Sepasang kakak-beradik, Teteh dan Adek harus berkelana jauh dari ‘rumah’ demi mengejar pendidikan dan pengajaran di sebuah sekolah asrama terbaik di kota antah-berantah. Alasan itu yang awalnya dan selalu diyakini oleh keduanya. Namun, mereka tak tahu jika Ibu memiliki rahasia besar nan pilu dibalik pilihan sekolah kali ini.
Petualangan hidup mereka bertiga di dunia yang tidak ramah ini rupanya dihantam badai. Di sela-sela lara dan nestapa, mereka bertemankan Indomie yang menghangatkan jiwa. Lalu,...
“Teh, kok, ibu lama banget jemputnya,” tanya adikku lirih di tasik keriuhan pengeras suara peron yang memperingatkan para penjelajah malam untuk menjauhi area rel dan kerasnya deru kereta api. Kulirik sejenak laki-laki berusia tiga tahun lebih muda dariku ini. Langit Kota Bandung semakin temaram dengan awan-awan berarak beriringan ke peraduan. Sejurus kemudian, gemericik air jatuh membasahi bagian-bagian stasiun yang tak beratap. Lamat-lamat, mushala milik stasiun KAI DAOP 2 dan masjid-masjid di sekitar kawasan Kebon Jeruk berlomba-lomba mengumandangkan ayat-ayat suci Al-Quran yang menemani kerinduan dan kecemasan setiap orang di stasiun kereta api kelas A ini. Termasuk kami, dua anak yang sedang menanti.

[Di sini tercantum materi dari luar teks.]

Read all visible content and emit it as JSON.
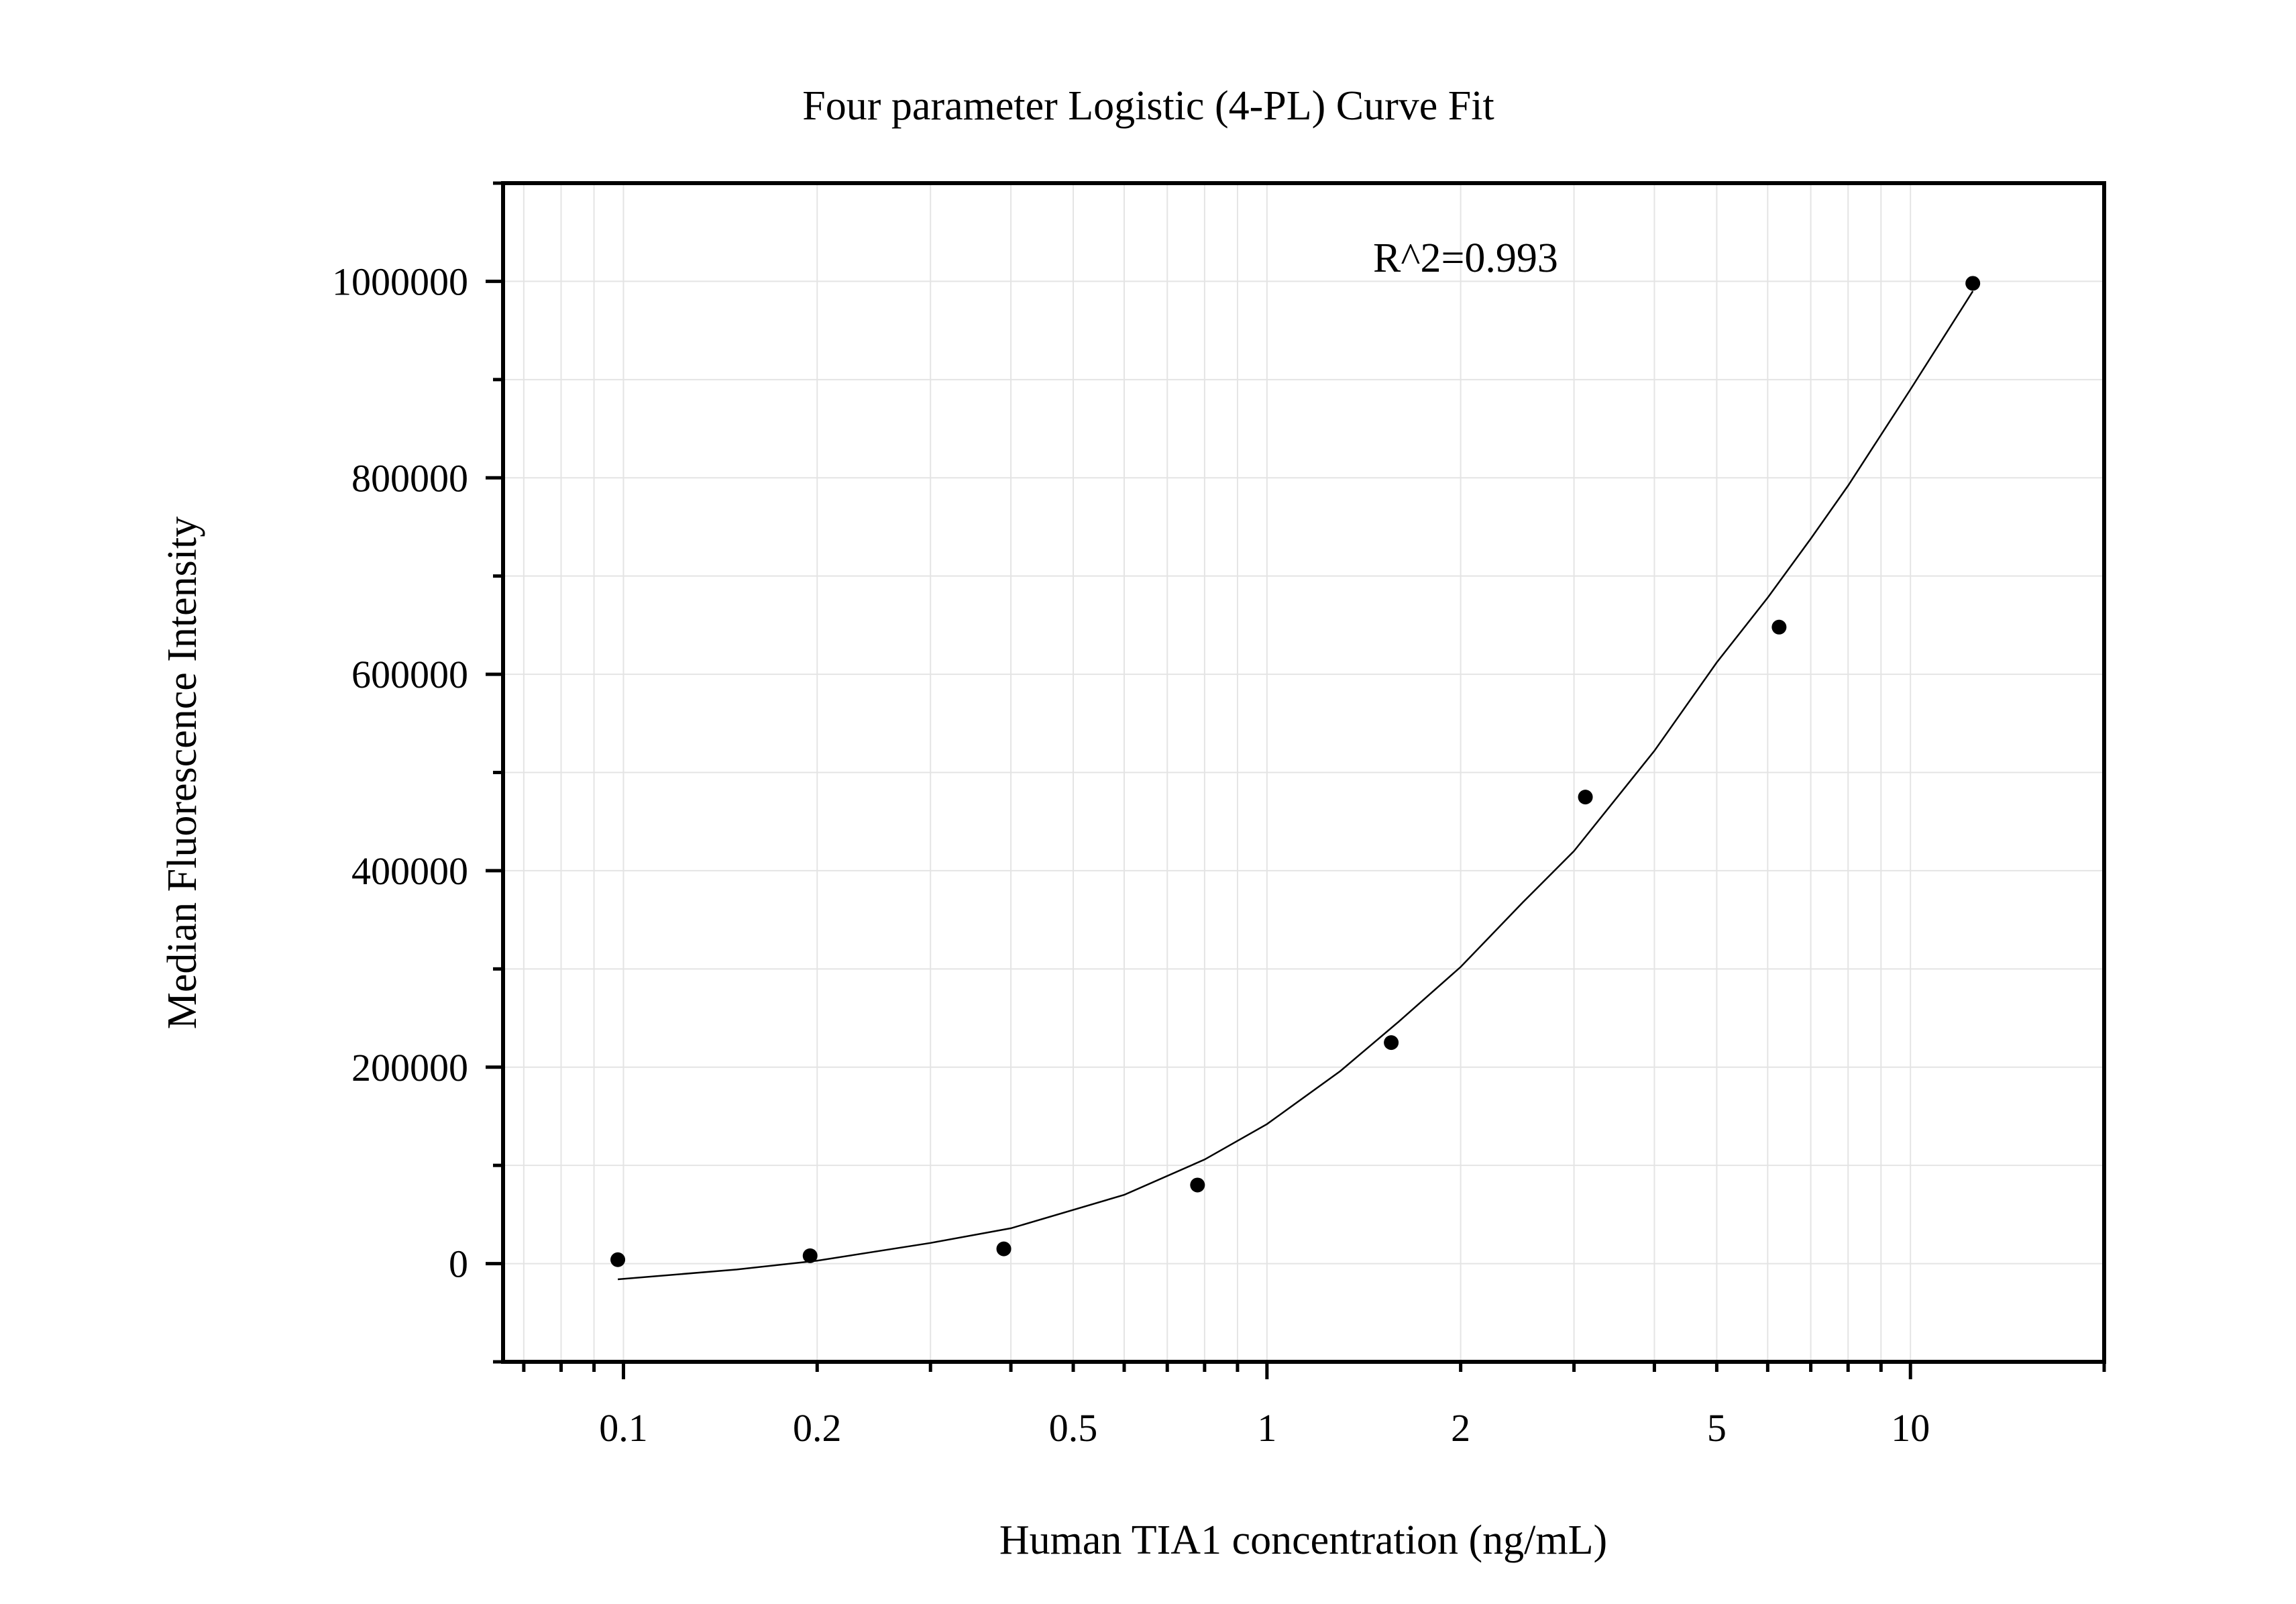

“Sabar, Dek, mungkin ibu kejebak macet. Kan, sekarang jam pulang kantor,” kulontarkan kalimat klise yang semoga dapat menjawab kerisauan hatinya.

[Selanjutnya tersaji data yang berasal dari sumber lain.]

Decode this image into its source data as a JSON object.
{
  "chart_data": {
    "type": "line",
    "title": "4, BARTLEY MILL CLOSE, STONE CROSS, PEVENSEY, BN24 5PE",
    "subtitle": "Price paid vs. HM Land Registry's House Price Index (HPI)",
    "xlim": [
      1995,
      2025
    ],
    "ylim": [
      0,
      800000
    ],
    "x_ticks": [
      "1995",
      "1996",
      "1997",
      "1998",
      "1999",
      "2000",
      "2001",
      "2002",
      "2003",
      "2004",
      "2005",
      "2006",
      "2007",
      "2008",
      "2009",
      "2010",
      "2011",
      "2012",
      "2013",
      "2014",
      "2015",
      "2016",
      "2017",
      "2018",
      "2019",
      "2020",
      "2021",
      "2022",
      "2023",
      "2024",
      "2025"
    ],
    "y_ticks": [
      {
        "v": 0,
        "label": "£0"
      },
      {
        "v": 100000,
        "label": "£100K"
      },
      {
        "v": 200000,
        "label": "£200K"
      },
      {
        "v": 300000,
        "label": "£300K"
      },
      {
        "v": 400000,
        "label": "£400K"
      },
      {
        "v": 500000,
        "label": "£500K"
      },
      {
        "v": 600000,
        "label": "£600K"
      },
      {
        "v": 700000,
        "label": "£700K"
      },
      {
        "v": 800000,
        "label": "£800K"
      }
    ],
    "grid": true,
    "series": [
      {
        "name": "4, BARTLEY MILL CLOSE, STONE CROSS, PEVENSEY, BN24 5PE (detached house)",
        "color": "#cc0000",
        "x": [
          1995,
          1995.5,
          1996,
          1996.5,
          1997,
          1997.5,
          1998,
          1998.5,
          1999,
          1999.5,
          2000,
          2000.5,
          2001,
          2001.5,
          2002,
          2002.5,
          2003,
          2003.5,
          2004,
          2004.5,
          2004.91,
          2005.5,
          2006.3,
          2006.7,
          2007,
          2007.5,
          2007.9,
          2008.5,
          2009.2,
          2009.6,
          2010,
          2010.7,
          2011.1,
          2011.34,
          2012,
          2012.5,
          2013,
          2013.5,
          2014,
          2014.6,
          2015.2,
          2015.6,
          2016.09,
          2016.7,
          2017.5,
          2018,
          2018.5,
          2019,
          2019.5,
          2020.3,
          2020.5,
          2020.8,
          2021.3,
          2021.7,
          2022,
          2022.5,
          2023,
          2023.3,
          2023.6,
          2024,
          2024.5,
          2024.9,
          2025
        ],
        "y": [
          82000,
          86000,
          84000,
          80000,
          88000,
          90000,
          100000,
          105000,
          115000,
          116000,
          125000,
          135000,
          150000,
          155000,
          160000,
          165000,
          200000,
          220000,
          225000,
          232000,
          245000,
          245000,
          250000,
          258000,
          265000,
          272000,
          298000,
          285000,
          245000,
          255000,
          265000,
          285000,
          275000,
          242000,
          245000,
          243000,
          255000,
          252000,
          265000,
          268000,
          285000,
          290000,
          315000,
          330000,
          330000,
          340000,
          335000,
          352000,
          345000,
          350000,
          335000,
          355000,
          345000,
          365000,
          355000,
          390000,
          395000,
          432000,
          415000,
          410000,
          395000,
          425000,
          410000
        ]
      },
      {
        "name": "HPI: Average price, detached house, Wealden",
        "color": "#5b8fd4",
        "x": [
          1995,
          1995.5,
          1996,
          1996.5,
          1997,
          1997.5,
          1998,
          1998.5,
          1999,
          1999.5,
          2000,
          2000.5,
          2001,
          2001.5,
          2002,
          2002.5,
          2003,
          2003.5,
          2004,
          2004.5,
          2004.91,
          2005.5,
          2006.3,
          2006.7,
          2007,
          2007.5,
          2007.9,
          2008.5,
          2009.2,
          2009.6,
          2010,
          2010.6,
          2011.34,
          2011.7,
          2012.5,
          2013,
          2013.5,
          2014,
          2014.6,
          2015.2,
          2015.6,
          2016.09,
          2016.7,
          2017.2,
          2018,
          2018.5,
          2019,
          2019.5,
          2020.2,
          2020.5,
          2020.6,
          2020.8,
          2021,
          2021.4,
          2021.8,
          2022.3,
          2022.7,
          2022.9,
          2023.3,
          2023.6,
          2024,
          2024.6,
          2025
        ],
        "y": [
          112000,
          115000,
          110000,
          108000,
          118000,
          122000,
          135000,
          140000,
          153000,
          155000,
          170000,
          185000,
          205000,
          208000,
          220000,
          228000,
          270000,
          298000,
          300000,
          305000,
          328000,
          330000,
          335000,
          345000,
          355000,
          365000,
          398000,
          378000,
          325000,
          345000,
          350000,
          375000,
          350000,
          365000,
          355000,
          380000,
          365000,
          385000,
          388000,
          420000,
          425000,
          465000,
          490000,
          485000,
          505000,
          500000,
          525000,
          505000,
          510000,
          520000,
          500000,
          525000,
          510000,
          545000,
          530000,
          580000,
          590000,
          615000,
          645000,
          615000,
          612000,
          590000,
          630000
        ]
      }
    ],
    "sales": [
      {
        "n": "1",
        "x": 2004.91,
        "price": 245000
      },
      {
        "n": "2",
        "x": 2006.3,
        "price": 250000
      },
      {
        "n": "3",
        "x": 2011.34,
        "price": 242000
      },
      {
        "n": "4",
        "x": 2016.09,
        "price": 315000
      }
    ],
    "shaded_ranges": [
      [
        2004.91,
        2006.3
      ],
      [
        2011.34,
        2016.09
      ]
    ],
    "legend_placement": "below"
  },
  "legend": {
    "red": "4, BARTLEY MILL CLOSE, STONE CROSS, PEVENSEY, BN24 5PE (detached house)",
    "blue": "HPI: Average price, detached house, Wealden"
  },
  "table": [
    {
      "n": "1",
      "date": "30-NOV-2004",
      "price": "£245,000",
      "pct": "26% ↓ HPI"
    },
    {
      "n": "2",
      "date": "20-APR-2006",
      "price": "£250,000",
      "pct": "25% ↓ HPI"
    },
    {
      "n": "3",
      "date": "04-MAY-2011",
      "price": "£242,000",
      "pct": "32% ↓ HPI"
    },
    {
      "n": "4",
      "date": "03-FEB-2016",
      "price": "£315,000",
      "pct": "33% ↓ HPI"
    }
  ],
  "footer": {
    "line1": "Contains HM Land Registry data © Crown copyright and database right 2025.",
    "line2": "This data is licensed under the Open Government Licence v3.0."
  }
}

Ia hanya menimpali dengan tidak sabar cenderung menggerutu, “iya, tapi ini udah mau maghrib, Teteh. Terus, tinggal kita berdua, yang lain udah dijemput dari tadi.”

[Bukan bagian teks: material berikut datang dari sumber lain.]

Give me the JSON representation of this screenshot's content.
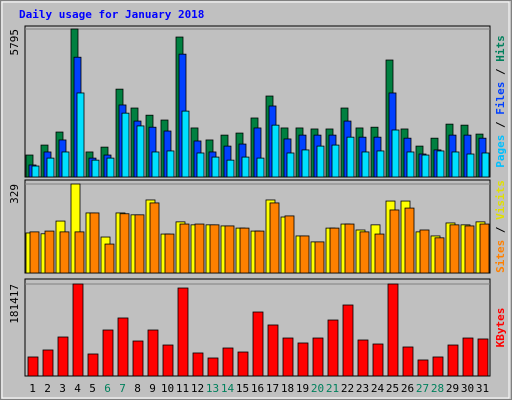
{
  "chart_data": {
    "type": "bar",
    "title": "Daily usage for January 2018",
    "categories": [
      "1",
      "2",
      "3",
      "4",
      "5",
      "6",
      "7",
      "8",
      "9",
      "10",
      "11",
      "12",
      "13",
      "14",
      "15",
      "16",
      "17",
      "18",
      "19",
      "20",
      "21",
      "22",
      "23",
      "24",
      "25",
      "26",
      "27",
      "28",
      "29",
      "30",
      "31"
    ],
    "category_colors": [
      "#000000",
      "#000000",
      "#000000",
      "#000000",
      "#000000",
      "#00805c",
      "#00805c",
      "#000000",
      "#000000",
      "#000000",
      "#000000",
      "#000000",
      "#00805c",
      "#00805c",
      "#000000",
      "#000000",
      "#000000",
      "#000000",
      "#000000",
      "#00805c",
      "#00805c",
      "#000000",
      "#000000",
      "#000000",
      "#000000",
      "#000000",
      "#00805c",
      "#00805c",
      "#000000",
      "#000000",
      "#000000"
    ],
    "legend_separator": " / ",
    "panels": [
      {
        "ylim": [
          0,
          5795
        ],
        "yticks": [
          5795
        ],
        "series": [
          {
            "name": "Hits",
            "color": "#008040",
            "label_color": "#00805c",
            "values": [
              860,
              1250,
              1760,
              5795,
              980,
              1170,
              3440,
              2700,
              2420,
              2230,
              5480,
              1920,
              1450,
              1640,
              1720,
              2310,
              3170,
              1920,
              1920,
              1880,
              1880,
              2700,
              1920,
              1950,
              4580,
              1880,
              1210,
              1520,
              2070,
              2030,
              1680
            ]
          },
          {
            "name": "Files",
            "color": "#0040ff",
            "label_color": "#0040ff",
            "values": [
              470,
              980,
              1450,
              4690,
              740,
              860,
              2820,
              2190,
              1950,
              1800,
              4810,
              1410,
              980,
              1210,
              1290,
              1920,
              2780,
              1490,
              1640,
              1640,
              1640,
              2190,
              1560,
              1560,
              3290,
              1520,
              900,
              1060,
              1640,
              1640,
              1520
            ]
          },
          {
            "name": "Pages",
            "color": "#00e0ff",
            "label_color": "#00c0ff",
            "values": [
              430,
              740,
              980,
              3290,
              660,
              740,
              2500,
              2000,
              980,
              1020,
              2580,
              940,
              780,
              660,
              780,
              740,
              2030,
              940,
              1060,
              1210,
              1250,
              1560,
              980,
              1020,
              1840,
              980,
              860,
              1020,
              980,
              900,
              940
            ]
          }
        ]
      },
      {
        "ylim": [
          0,
          329
        ],
        "yticks": [
          329
        ],
        "series": [
          {
            "name": "Visits",
            "color": "#ffff00",
            "label_color": "#e0e000",
            "values": [
              148,
              145,
              192,
              329,
              222,
              133,
              222,
              215,
              270,
              144,
              189,
              178,
              178,
              174,
              166,
              155,
              270,
              207,
              137,
              115,
              166,
              181,
              159,
              178,
              266,
              266,
              152,
              137,
              185,
              178,
              189
            ]
          },
          {
            "name": "Sites",
            "color": "#ff8000",
            "label_color": "#ff8000",
            "values": [
              152,
              155,
              152,
              152,
              222,
              107,
              219,
              215,
              259,
              144,
              181,
              181,
              178,
              174,
              166,
              155,
              259,
              211,
              137,
              115,
              166,
              181,
              152,
              144,
              233,
              240,
              159,
              130,
              178,
              174,
              181
            ]
          }
        ]
      },
      {
        "ylim": [
          0,
          181417
        ],
        "yticks": [
          181417
        ],
        "series": [
          {
            "name": "KBytes",
            "color": "#ff0000",
            "label_color": "#ff0000",
            "values": [
              37500,
              51300,
              76900,
              181417,
              43400,
              90700,
              114400,
              69000,
              90700,
              61100,
              173500,
              45400,
              35500,
              55200,
              47300,
              126200,
              100600,
              74900,
              65100,
              74900,
              110400,
              140000,
              71000,
              63100,
              181417,
              57200,
              31600,
              37500,
              61100,
              74900,
              73000
            ]
          }
        ]
      }
    ]
  }
}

“Siapa bilang tinggal kita berdua? Masih banyak orang, tuh. Ada yang baru turun dari kereta, ada juga yang baru mau berangkat. Lagian, malam hari di Kota Bandung rame, kok, apalagi sekarang weekend,” ujarku bersemangat berusaha memompa keceriaannya. Ia hanya melangut tak karuan. Sejujurnya, aku pun merasa cemas karena Ibu tak kunjung tiba menjemput kami. Mungkinkah beliau lupa dengan jadwal kepulangan dua buah hatinya setelah berbulan-bulan menimba ilmu di daerah antah-berantah? Atau Ibu sengaja ‘membuang’ kami, anak-anaknya? Ahh, pikiranku mulai liar tak terkendali entah kemana. Di seberang kursi ruang tunggu, kulihat Ka Iz, ketua rombongan kami menyentuh layar pipih beberapa kali lalu berdiri menghampiri kami.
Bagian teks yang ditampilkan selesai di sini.